While Hungary remains formally within the EU framework, tensions have escalated between Budapest and Brussels over rule-of-law concerns. The European Parliament has triggered Article 7 proceedings against Hungary, citing systemic threats to judicial independence and media freedom. These developments further support the argument that Hungary exhibits characteristics of a delegative or even hybrid regime.
Democratic Restoration
Returning to the original question , what explains Hungary’s democratic backsliding, and how can theory illuminate its causes? we find that a combination of strategic political agency, institutional restructuring, and weakened accountability mechanisms has facilitated the erosion of liberal democratic norms. Schmitter and Karl’s optimism about democracy as an endpoint appears challenged by Hungary’s experience, suggesting that democratization is not inherently irreversible.
At the same time, theories by Waldner and Lust (2018) and O’Donnell (1994) remind us that democratic erosion often unfolds incrementally and legally, rather than through abrupt authoritarian takeover.
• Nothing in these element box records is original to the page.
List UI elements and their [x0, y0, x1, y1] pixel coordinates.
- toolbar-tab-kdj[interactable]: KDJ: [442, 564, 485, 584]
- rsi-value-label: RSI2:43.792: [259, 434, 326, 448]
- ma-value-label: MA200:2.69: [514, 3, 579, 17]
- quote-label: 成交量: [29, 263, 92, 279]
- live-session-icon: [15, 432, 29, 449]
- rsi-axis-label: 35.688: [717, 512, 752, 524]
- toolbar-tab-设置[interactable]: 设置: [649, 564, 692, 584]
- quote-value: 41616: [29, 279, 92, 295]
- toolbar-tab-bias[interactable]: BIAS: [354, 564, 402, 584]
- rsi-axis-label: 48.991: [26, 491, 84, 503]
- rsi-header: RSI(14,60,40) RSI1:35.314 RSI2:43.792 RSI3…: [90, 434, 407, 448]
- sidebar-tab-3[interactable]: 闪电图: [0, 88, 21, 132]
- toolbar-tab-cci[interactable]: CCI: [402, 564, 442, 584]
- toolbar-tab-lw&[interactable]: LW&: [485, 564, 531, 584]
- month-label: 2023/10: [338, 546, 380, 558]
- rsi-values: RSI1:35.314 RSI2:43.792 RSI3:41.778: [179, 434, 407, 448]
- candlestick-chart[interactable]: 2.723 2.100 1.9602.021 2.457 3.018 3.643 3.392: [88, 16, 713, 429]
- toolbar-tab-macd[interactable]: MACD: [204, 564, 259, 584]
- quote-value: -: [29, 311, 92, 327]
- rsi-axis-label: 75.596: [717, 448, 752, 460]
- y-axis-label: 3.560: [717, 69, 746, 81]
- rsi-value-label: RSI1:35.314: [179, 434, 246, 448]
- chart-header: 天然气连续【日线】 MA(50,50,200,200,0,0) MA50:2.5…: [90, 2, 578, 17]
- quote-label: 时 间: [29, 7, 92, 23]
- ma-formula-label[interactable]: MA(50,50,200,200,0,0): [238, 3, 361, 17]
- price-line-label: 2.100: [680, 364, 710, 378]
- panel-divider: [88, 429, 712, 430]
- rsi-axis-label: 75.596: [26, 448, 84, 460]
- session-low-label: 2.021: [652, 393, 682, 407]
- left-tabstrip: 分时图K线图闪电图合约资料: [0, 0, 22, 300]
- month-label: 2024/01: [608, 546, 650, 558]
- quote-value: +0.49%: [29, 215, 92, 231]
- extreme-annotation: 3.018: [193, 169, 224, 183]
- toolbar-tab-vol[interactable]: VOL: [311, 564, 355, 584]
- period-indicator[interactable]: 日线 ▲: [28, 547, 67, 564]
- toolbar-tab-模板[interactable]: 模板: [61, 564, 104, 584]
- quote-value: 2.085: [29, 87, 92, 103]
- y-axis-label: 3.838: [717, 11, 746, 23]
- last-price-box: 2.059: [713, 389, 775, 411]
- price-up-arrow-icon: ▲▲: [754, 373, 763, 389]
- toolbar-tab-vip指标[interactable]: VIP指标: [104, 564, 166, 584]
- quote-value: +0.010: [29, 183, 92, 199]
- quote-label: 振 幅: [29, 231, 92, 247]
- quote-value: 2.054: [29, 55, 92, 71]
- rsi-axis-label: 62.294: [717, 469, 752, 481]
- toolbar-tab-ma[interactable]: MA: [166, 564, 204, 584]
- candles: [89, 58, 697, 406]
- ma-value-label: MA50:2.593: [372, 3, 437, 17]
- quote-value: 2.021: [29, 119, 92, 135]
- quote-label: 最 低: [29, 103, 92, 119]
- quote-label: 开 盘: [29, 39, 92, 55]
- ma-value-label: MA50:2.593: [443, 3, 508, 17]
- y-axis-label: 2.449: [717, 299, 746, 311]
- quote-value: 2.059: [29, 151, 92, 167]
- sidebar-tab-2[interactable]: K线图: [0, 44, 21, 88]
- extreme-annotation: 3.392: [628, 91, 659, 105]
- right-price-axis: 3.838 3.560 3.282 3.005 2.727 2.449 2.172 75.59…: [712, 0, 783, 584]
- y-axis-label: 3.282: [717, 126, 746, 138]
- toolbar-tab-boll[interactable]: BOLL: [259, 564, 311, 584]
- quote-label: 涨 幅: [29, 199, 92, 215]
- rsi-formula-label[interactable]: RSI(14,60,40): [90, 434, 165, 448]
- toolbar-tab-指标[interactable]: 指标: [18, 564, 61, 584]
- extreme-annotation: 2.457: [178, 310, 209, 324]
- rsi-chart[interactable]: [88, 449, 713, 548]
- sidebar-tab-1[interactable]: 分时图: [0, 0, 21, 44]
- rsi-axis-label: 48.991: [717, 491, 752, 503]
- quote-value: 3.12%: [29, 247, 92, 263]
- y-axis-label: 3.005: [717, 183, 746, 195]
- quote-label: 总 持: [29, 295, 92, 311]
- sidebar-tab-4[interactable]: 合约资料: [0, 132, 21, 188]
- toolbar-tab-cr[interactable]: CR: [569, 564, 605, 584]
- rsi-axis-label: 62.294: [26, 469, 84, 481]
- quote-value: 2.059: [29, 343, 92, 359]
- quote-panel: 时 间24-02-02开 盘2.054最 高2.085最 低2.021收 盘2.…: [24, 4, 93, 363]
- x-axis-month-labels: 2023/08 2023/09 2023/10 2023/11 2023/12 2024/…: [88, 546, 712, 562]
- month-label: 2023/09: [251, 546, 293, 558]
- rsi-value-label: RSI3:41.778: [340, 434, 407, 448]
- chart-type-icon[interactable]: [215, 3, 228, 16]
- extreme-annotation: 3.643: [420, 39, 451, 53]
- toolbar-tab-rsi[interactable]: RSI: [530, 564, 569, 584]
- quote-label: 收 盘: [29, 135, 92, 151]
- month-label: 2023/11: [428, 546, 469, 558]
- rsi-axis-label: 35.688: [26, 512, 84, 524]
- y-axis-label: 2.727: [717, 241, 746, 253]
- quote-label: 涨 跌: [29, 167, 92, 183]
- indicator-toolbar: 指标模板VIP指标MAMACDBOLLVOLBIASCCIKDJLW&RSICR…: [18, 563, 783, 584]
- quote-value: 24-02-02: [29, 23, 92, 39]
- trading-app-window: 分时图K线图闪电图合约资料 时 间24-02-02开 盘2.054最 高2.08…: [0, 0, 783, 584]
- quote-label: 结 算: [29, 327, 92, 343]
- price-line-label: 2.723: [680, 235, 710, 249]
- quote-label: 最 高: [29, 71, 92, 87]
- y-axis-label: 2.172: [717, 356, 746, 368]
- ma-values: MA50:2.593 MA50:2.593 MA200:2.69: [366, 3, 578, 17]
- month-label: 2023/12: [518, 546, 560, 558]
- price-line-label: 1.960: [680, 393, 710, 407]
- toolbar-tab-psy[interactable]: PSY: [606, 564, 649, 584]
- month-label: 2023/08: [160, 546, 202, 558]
Hungary demonstrates that elections alone do not guarantee democratic governance; robust horizontal and vertical accountability are equally essential.
Conclusion
The future of Hungarian democracy may depend on the reestablishment of judicial independence, media pluralism, and competitive electoral conditions. As argued by scholars such as Adam Przeworski and Fernando Limongi (1997), democracy persists not because it is inevitable, but because political actors and citizens continue to defend it. Whether Hungary will experience democratic restoration or further entrenchment of illiberalism remains uncertain. What is clear, however, is that Hungary serves as a critical case study in understanding how democratic systems can erode from within , through ballots, laws, and institutions that once symbolized democratic triumph.